Q: "Is blackstrap molasses the only molasses available in New Zealand? If a recipe calls for molasses, is there a way to tell which kind is called for based on other clues from the recipe?"Mary
A: Nutritionist Bronwen King responds:
"From my research, blackstrap molasses is certainly the most prominent molasses in New Zealand, if not the only one. There are different varieties however, which explains the reason it is listed differently in recipes, particularly those coming from the US.
Molasses is made from the juice of sugar cane and is a by-product of sugar production. Sugar cane juice is boiled and concentrated which promotes the crystallization of sugar. The results of first boiling and removal of sugar crystals is first molasses (also called "light" or "mild" molasses) which has the highest sugar content of all molasses (because a lot of sugar is still in the syrup). Second molasses (or dark molasses) is produced from a second boiling and extraction of sugar crystals. This is less sweet and has a darker colour than first molasses. Blackstrap molasses is the product of a third boiling; it has less sugar, a slightly bitter flavour and a very dark colour.
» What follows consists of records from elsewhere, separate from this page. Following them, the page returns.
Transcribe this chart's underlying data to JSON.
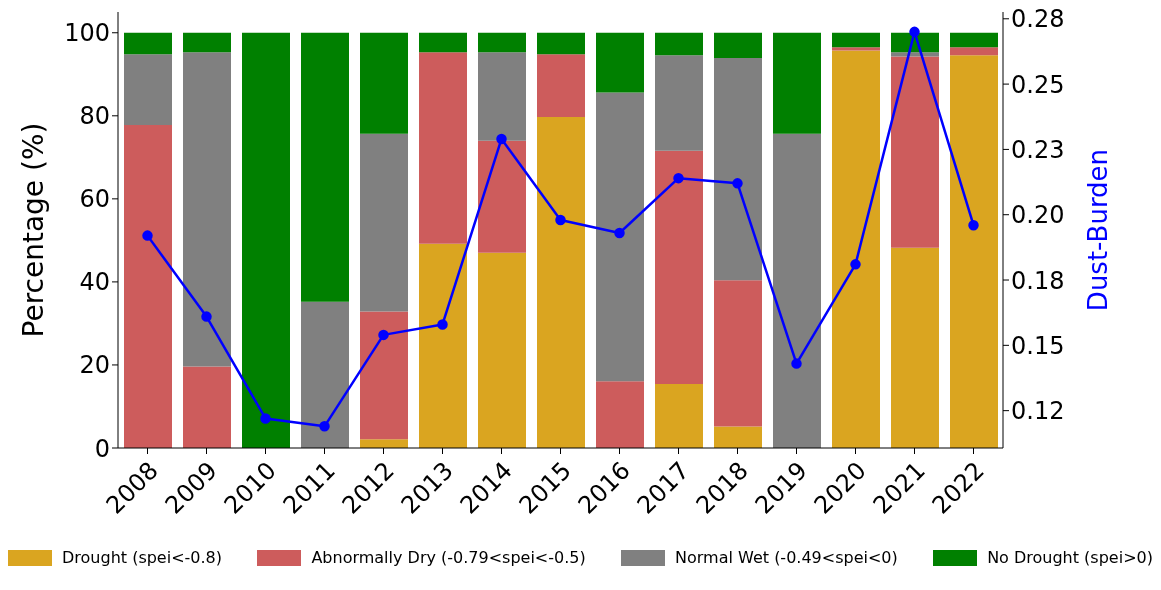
{
  "chart_data": {
    "type": "bar",
    "stacked": true,
    "categories": [
      "2008",
      "2009",
      "2010",
      "2011",
      "2012",
      "2013",
      "2014",
      "2015",
      "2016",
      "2017",
      "2018",
      "2019",
      "2020",
      "2021",
      "2022"
    ],
    "series": [
      {
        "name": "Drought (spei<-0.8)",
        "color": "#daa520",
        "values": [
          0,
          0,
          0,
          0,
          2.1,
          49.2,
          47.0,
          79.7,
          0,
          15.4,
          5.2,
          0,
          95.7,
          48.2,
          94.6
        ]
      },
      {
        "name": "Abnormally Dry (-0.79<spei<-0.5)",
        "color": "#cd5c5c",
        "values": [
          77.8,
          19.6,
          0,
          0,
          30.8,
          46.1,
          27.0,
          15.1,
          16.1,
          56.2,
          35.2,
          0,
          0.8,
          46.1,
          1.9
        ]
      },
      {
        "name": "Normal Wet (-0.49<spei<0)",
        "color": "#808080",
        "values": [
          17.0,
          75.7,
          0,
          35.2,
          42.8,
          0,
          21.3,
          0,
          69.5,
          23.0,
          53.5,
          75.7,
          0,
          1.0,
          0
        ]
      },
      {
        "name": "No Drought (spei>0)",
        "color": "#008000",
        "values": [
          5.2,
          4.7,
          100,
          64.8,
          24.3,
          4.7,
          4.7,
          5.2,
          14.4,
          5.4,
          6.1,
          24.3,
          3.5,
          4.7,
          3.5
        ]
      },
      {
        "type": "line",
        "axis": "y2",
        "color": "#0000ff",
        "marker": "circle",
        "values": [
          0.192,
          0.161,
          0.122,
          0.119,
          0.154,
          0.158,
          0.229,
          0.198,
          0.193,
          0.214,
          0.212,
          0.143,
          0.181,
          0.27,
          0.196
        ]
      }
    ],
    "ylabel": "Percentage (%)",
    "y2label": "Dust-Burden",
    "ylim": [
      0,
      105
    ],
    "yticks": [
      0,
      20,
      40,
      60,
      80,
      100
    ],
    "y2lim": [
      0.1107,
      0.2776
    ],
    "y2ticks": [
      {
        "value": 0.125,
        "label": "0.12"
      },
      {
        "value": 0.15,
        "label": "0.15"
      },
      {
        "value": 0.175,
        "label": "0.18"
      },
      {
        "value": 0.2,
        "label": "0.20"
      },
      {
        "value": 0.225,
        "label": "0.23"
      },
      {
        "value": 0.25,
        "label": "0.25"
      },
      {
        "value": 0.275,
        "label": "0.28"
      }
    ],
    "legend": "bottom"
  }
}
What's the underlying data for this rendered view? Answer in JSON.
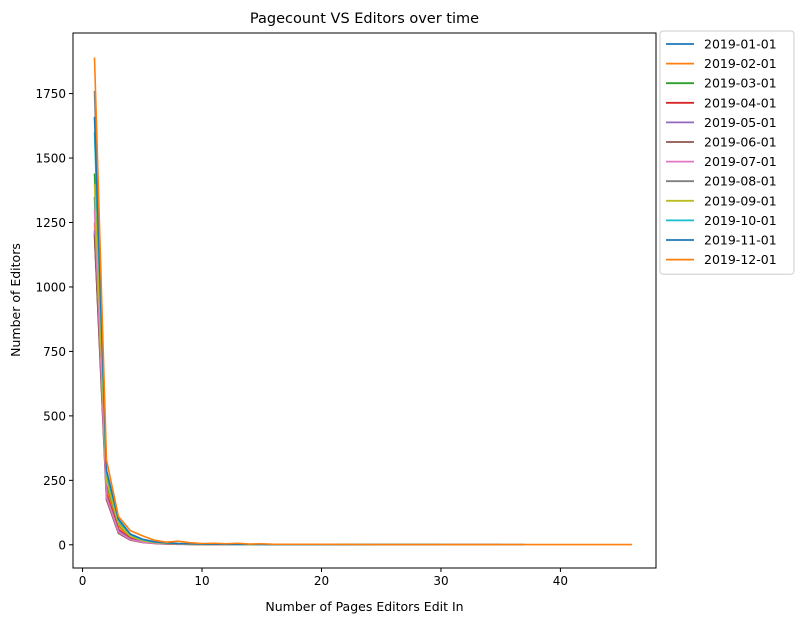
{
  "chart_data": {
    "type": "line",
    "title": "Pagecount VS Editors over time",
    "xlabel": "Number of Pages Editors Edit In",
    "ylabel": "Number of Editors",
    "xlim": [
      -0.8,
      48
    ],
    "ylim": [
      -90,
      1985
    ],
    "xticks": [
      0,
      10,
      20,
      30,
      40
    ],
    "yticks": [
      0,
      250,
      500,
      750,
      1000,
      1250,
      1500,
      1750
    ],
    "legend_position": "outside-right-top",
    "grid": false,
    "series": [
      {
        "name": "2019-01-01",
        "color": "#1f77b4",
        "x": [
          1,
          2,
          3,
          4,
          5,
          6,
          7,
          8,
          9,
          10,
          12,
          14,
          16,
          18,
          20,
          25,
          30,
          35,
          37
        ],
        "y": [
          1350,
          230,
          75,
          30,
          15,
          8,
          5,
          4,
          3,
          2,
          2,
          1,
          1,
          1,
          1,
          1,
          1,
          1,
          1
        ]
      },
      {
        "name": "2019-02-01",
        "color": "#ff7f0e",
        "x": [
          1,
          2,
          3,
          4,
          5,
          6,
          7,
          8,
          9,
          10,
          12,
          14,
          16,
          18,
          20,
          25,
          30
        ],
        "y": [
          1250,
          220,
          70,
          28,
          14,
          7,
          5,
          3,
          2,
          2,
          1,
          1,
          1,
          1,
          1,
          1,
          1
        ]
      },
      {
        "name": "2019-03-01",
        "color": "#2ca02c",
        "x": [
          1,
          2,
          3,
          4,
          5,
          6,
          7,
          8,
          9,
          10,
          12,
          14,
          16,
          18,
          20
        ],
        "y": [
          1440,
          240,
          80,
          32,
          16,
          9,
          6,
          4,
          3,
          2,
          2,
          1,
          1,
          1,
          1
        ]
      },
      {
        "name": "2019-04-01",
        "color": "#d62728",
        "x": [
          1,
          2,
          3,
          4,
          5,
          6,
          7,
          8,
          9,
          10,
          12,
          14,
          16,
          18,
          20
        ],
        "y": [
          1210,
          200,
          60,
          25,
          12,
          7,
          4,
          3,
          2,
          2,
          1,
          1,
          1,
          1,
          1
        ]
      },
      {
        "name": "2019-05-01",
        "color": "#9467bd",
        "x": [
          1,
          2,
          3,
          4,
          5,
          6,
          7,
          8,
          9,
          10,
          12,
          14,
          16,
          18,
          20
        ],
        "y": [
          1220,
          190,
          55,
          22,
          11,
          6,
          4,
          3,
          2,
          2,
          1,
          1,
          1,
          1,
          1
        ]
      },
      {
        "name": "2019-06-01",
        "color": "#8c564b",
        "x": [
          1,
          2,
          3,
          4,
          5,
          6,
          7,
          8,
          9,
          10,
          12,
          14,
          16,
          18
        ],
        "y": [
          1200,
          175,
          45,
          18,
          9,
          5,
          3,
          2,
          2,
          1,
          1,
          1,
          1,
          1
        ]
      },
      {
        "name": "2019-07-01",
        "color": "#e377c2",
        "x": [
          1,
          2,
          3,
          4,
          5,
          6,
          7,
          8,
          9,
          10,
          12,
          14,
          16
        ],
        "y": [
          1300,
          185,
          50,
          20,
          10,
          6,
          4,
          3,
          2,
          2,
          1,
          1,
          1
        ]
      },
      {
        "name": "2019-08-01",
        "color": "#7f7f7f",
        "x": [
          1,
          2,
          3,
          4,
          5,
          6,
          7,
          8,
          9,
          10,
          12,
          14,
          16,
          18,
          20,
          25,
          30,
          35
        ],
        "y": [
          1760,
          260,
          85,
          35,
          17,
          9,
          6,
          4,
          3,
          2,
          2,
          1,
          1,
          1,
          1,
          1,
          1,
          1
        ]
      },
      {
        "name": "2019-09-01",
        "color": "#bcbd22",
        "x": [
          1,
          2,
          3,
          4,
          5,
          6,
          7,
          8,
          9,
          10,
          12,
          14,
          16,
          18,
          20,
          25,
          30
        ],
        "y": [
          1400,
          250,
          82,
          33,
          16,
          9,
          6,
          4,
          3,
          2,
          2,
          1,
          1,
          1,
          1,
          1,
          1
        ]
      },
      {
        "name": "2019-10-01",
        "color": "#17becf",
        "x": [
          1,
          2,
          3,
          4,
          5,
          6,
          7,
          8,
          9,
          10,
          12,
          14,
          16,
          18,
          20,
          25,
          30
        ],
        "y": [
          1600,
          280,
          95,
          40,
          20,
          11,
          7,
          5,
          4,
          3,
          2,
          2,
          1,
          1,
          1,
          1,
          1
        ]
      },
      {
        "name": "2019-11-01",
        "color": "#1f77b4",
        "x": [
          1,
          2,
          3,
          4,
          5,
          6,
          7,
          8,
          9,
          10,
          12,
          14,
          16,
          18,
          20,
          25,
          30
        ],
        "y": [
          1660,
          290,
          100,
          42,
          22,
          12,
          8,
          5,
          4,
          3,
          2,
          2,
          1,
          1,
          1,
          1,
          1
        ]
      },
      {
        "name": "2019-12-01",
        "color": "#ff7f0e",
        "x": [
          1,
          2,
          3,
          4,
          5,
          6,
          7,
          8,
          9,
          10,
          11,
          12,
          13,
          14,
          15,
          16,
          18,
          20,
          25,
          30,
          35,
          40,
          46
        ],
        "y": [
          1890,
          330,
          110,
          55,
          35,
          18,
          10,
          14,
          8,
          5,
          6,
          4,
          6,
          3,
          4,
          2,
          2,
          2,
          1,
          1,
          1,
          1,
          1
        ]
      }
    ]
  }
}
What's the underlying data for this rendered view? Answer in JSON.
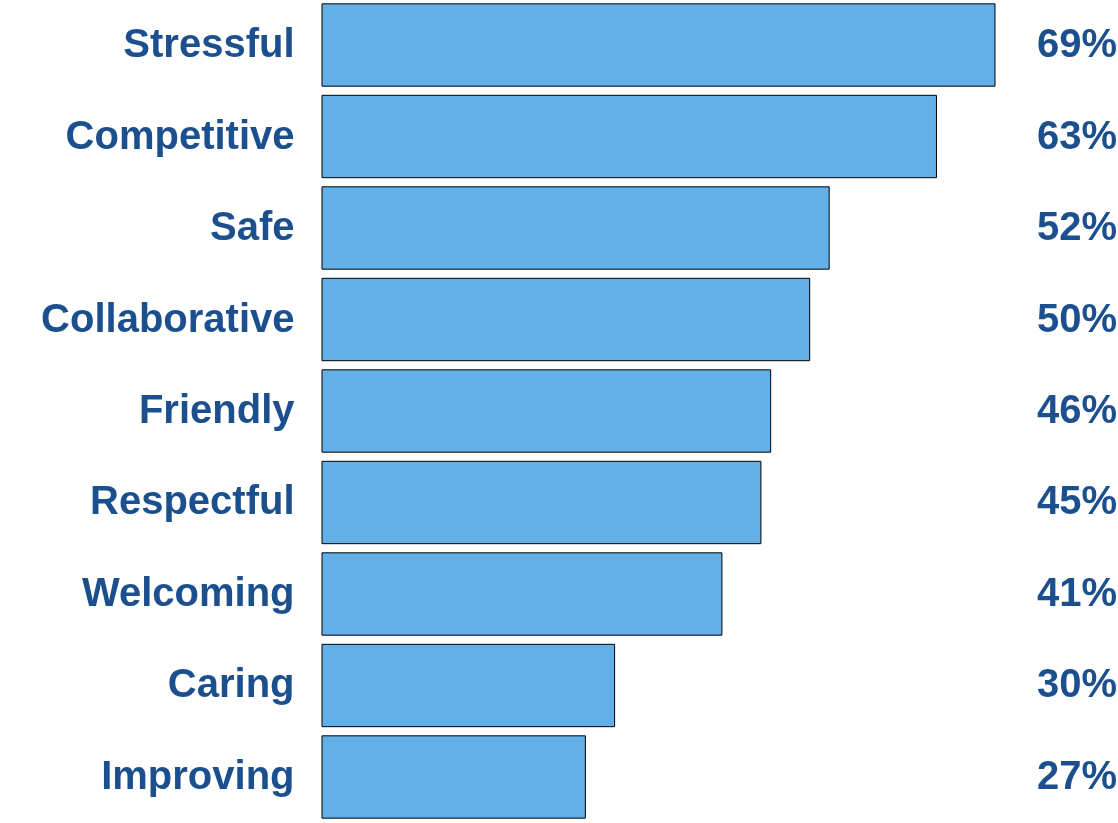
{
  "chart_data": {
    "type": "bar",
    "orientation": "horizontal",
    "categories": [
      "Stressful",
      "Competitive",
      "Safe",
      "Collaborative",
      "Friendly",
      "Respectful",
      "Welcoming",
      "Caring",
      "Improving"
    ],
    "values": [
      69,
      63,
      52,
      50,
      46,
      45,
      41,
      30,
      27
    ],
    "value_labels": [
      "69%",
      "63%",
      "52%",
      "50%",
      "46%",
      "45%",
      "41%",
      "30%",
      "27%"
    ],
    "color": "#63b0e8"
  }
}
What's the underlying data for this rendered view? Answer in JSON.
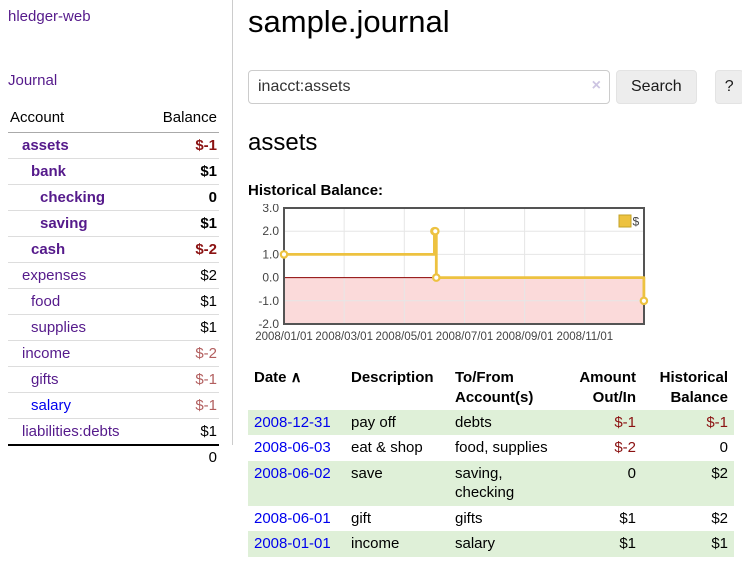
{
  "app": {
    "brand": "hledger-web"
  },
  "colors": {
    "link_purple": "#551a8b",
    "link_blue": "#0000ee",
    "negative_strong": "#8b1212",
    "negative_soft": "#b25e5e",
    "row_stripe_green": "#dff0d8",
    "chart_series_gold": "#edc240",
    "chart_negative_region": "#fbdada",
    "chart_zero_line": "#8b0000"
  },
  "sidebar": {
    "journal_link": "Journal",
    "accounts": {
      "header_account": "Account",
      "header_balance": "Balance",
      "rows": [
        {
          "name": "assets",
          "depth": 0,
          "strong": true,
          "balance": "$-1",
          "balance_class": "neg-strong"
        },
        {
          "name": "bank",
          "depth": 1,
          "strong": true,
          "balance": "$1",
          "balance_class": ""
        },
        {
          "name": "checking",
          "depth": 2,
          "strong": true,
          "balance": "0",
          "balance_class": ""
        },
        {
          "name": "saving",
          "depth": 2,
          "strong": true,
          "balance": "$1",
          "balance_class": ""
        },
        {
          "name": "cash",
          "depth": 1,
          "strong": true,
          "balance": "$-2",
          "balance_class": "neg-strong"
        },
        {
          "name": "expenses",
          "depth": 0,
          "strong": false,
          "balance": "$2",
          "balance_class": ""
        },
        {
          "name": "food",
          "depth": 1,
          "strong": false,
          "balance": "$1",
          "balance_class": ""
        },
        {
          "name": "supplies",
          "depth": 1,
          "strong": false,
          "balance": "$1",
          "balance_class": ""
        },
        {
          "name": "income",
          "depth": 0,
          "strong": false,
          "balance": "$-2",
          "balance_class": "neg-soft"
        },
        {
          "name": "gifts",
          "depth": 1,
          "strong": false,
          "balance": "$-1",
          "balance_class": "neg-soft"
        },
        {
          "name": "salary",
          "depth": 1,
          "strong": false,
          "link_blue": true,
          "balance": "$-1",
          "balance_class": "neg-soft"
        },
        {
          "name": "liabilities:debts",
          "depth": 0,
          "strong": false,
          "balance": "$1",
          "balance_class": ""
        }
      ],
      "total": "0"
    }
  },
  "main": {
    "title": "sample.journal",
    "search": {
      "value": "inacct:assets",
      "clear_icon": "×",
      "button_label": "Search",
      "help_label": "?"
    },
    "account_heading": "assets",
    "section_label": "Historical Balance:",
    "register": {
      "sort_indicator": "∧",
      "headers": [
        {
          "label": "Date",
          "align": "left",
          "sortable": true
        },
        {
          "label": "Description",
          "align": "left"
        },
        {
          "label": "To/From Account(s)",
          "align": "left"
        },
        {
          "label": "Amount Out/In",
          "align": "right"
        },
        {
          "label": "Historical Balance",
          "align": "right"
        }
      ],
      "rows": [
        {
          "date": "2008-12-31",
          "description": "pay off",
          "accounts": "debts",
          "amount": "$-1",
          "amount_class": "neg-strong",
          "balance": "$-1",
          "balance_class": "neg-strong",
          "stripe": true
        },
        {
          "date": "2008-06-03",
          "description": "eat & shop",
          "accounts": "food, supplies",
          "amount": "$-2",
          "amount_class": "neg-strong",
          "balance": "0",
          "balance_class": "",
          "stripe": false
        },
        {
          "date": "2008-06-02",
          "description": "save",
          "accounts": "saving, checking",
          "amount": "0",
          "amount_class": "",
          "balance": "$2",
          "balance_class": "",
          "stripe": true
        },
        {
          "date": "2008-06-01",
          "description": "gift",
          "accounts": "gifts",
          "amount": "$1",
          "amount_class": "",
          "balance": "$2",
          "balance_class": "",
          "stripe": false
        },
        {
          "date": "2008-01-01",
          "description": "income",
          "accounts": "salary",
          "amount": "$1",
          "amount_class": "",
          "balance": "$1",
          "balance_class": "",
          "stripe": true
        }
      ]
    }
  },
  "chart_data": {
    "type": "line",
    "step": true,
    "title": "Historical Balance",
    "xlabel": "",
    "ylabel": "",
    "ylim": [
      -2,
      3
    ],
    "yticks": [
      3.0,
      2.0,
      1.0,
      0.0,
      -1.0,
      -2.0
    ],
    "xticks": [
      "2008/01/01",
      "2008/03/01",
      "2008/05/01",
      "2008/07/01",
      "2008/09/01",
      "2008/11/01"
    ],
    "grid": true,
    "legend": {
      "label": "$",
      "position": "top-right"
    },
    "negative_region_color": "#fbdada",
    "zero_line_color": "#8b0000",
    "series": [
      {
        "name": "$",
        "color": "#edc240",
        "points": [
          [
            "2008-01-01",
            1
          ],
          [
            "2008-06-01",
            2
          ],
          [
            "2008-06-02",
            2
          ],
          [
            "2008-06-03",
            0
          ],
          [
            "2008-12-31",
            -1
          ]
        ]
      }
    ]
  }
}
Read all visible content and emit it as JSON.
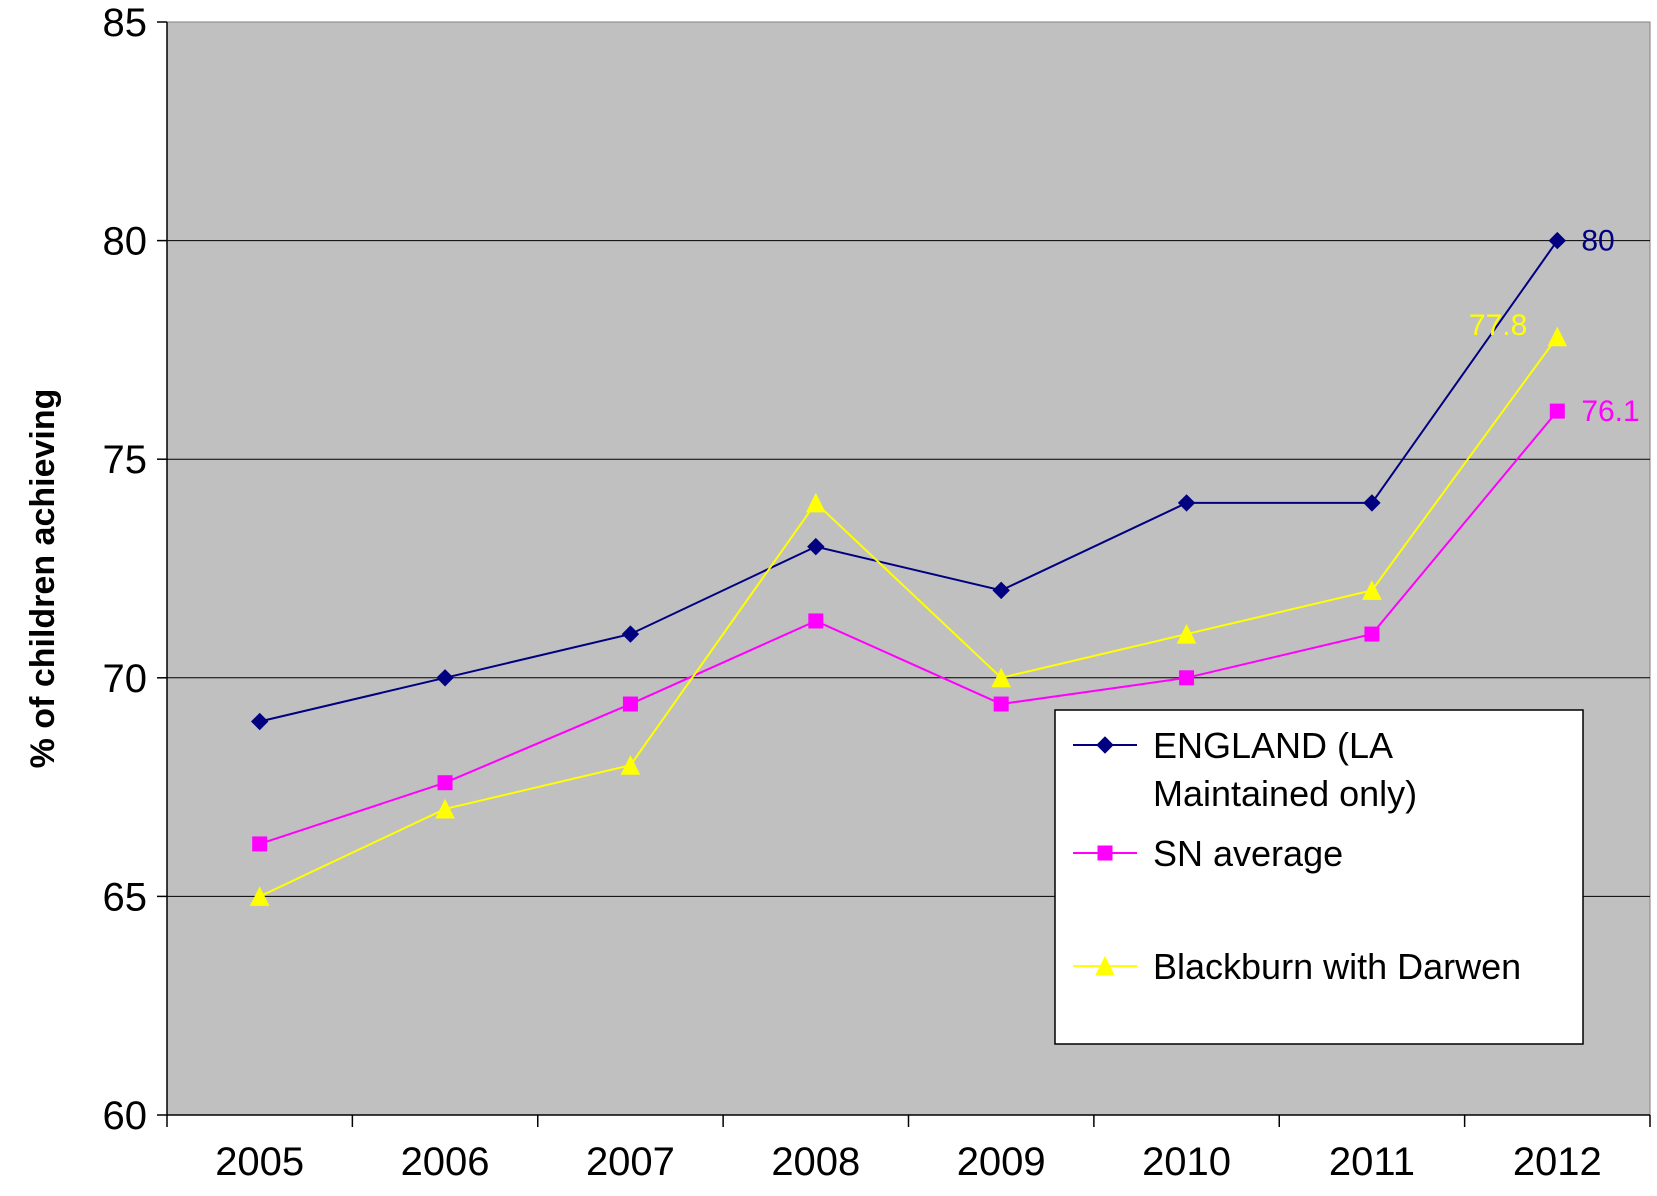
{
  "chart_data": {
    "type": "line",
    "categories": [
      "2005",
      "2006",
      "2007",
      "2008",
      "2009",
      "2010",
      "2011",
      "2012"
    ],
    "ylabel": "% of children achieving",
    "xlabel": "",
    "title": "",
    "ylim": [
      60,
      85
    ],
    "yticks": [
      "60",
      "65",
      "70",
      "75",
      "80",
      "85"
    ],
    "grid": "horizontal",
    "plot_background": "#c0c0c0",
    "legend_position": "lower-right",
    "series": [
      {
        "name_lines": [
          "ENGLAND (LA",
          "Maintained only)"
        ],
        "color": "#000080",
        "marker": "diamond",
        "values": [
          69,
          70,
          71,
          73,
          72,
          74,
          74,
          80
        ],
        "end_label": "80"
      },
      {
        "name_lines": [
          "SN average"
        ],
        "color": "#ff00ff",
        "marker": "square",
        "values": [
          66.2,
          67.6,
          69.4,
          71.3,
          69.4,
          70.0,
          71.0,
          76.1
        ],
        "end_label": "76.1"
      },
      {
        "name_lines": [
          "Blackburn with Darwen"
        ],
        "color": "#ffff00",
        "marker": "triangle",
        "values": [
          65,
          67,
          68,
          74,
          70,
          71,
          72,
          77.8
        ],
        "end_label": "77.8"
      }
    ]
  }
}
It also contains significant amounts of vitamins and minerals, particularly calcium, magnesium, potassium and iron so it is more nutritious than mild or dark molasses.
Molasses may also be "sulphured" or "unsulphured" depending on whether sulphur dioxide has been used in the sugar extraction process.
Since blackstrap molasses is the main form available here, New Zealand recipes calling for molasses will be referring to blackstrap molasses. For recipes specifying first or second molasses I suggest the following: use golden syrup in any recipe that calls for mild (first) molasses and treacle instead of dark (second) molasses. Remember, blackstrap molasses will give a strong flavour to food so is best used in strongly flavoured goods such as gingerbread, rye breads and home made baked beans. If you want a milder flavour, use treacle or golden syrup in the same quantities as suggested for molasses."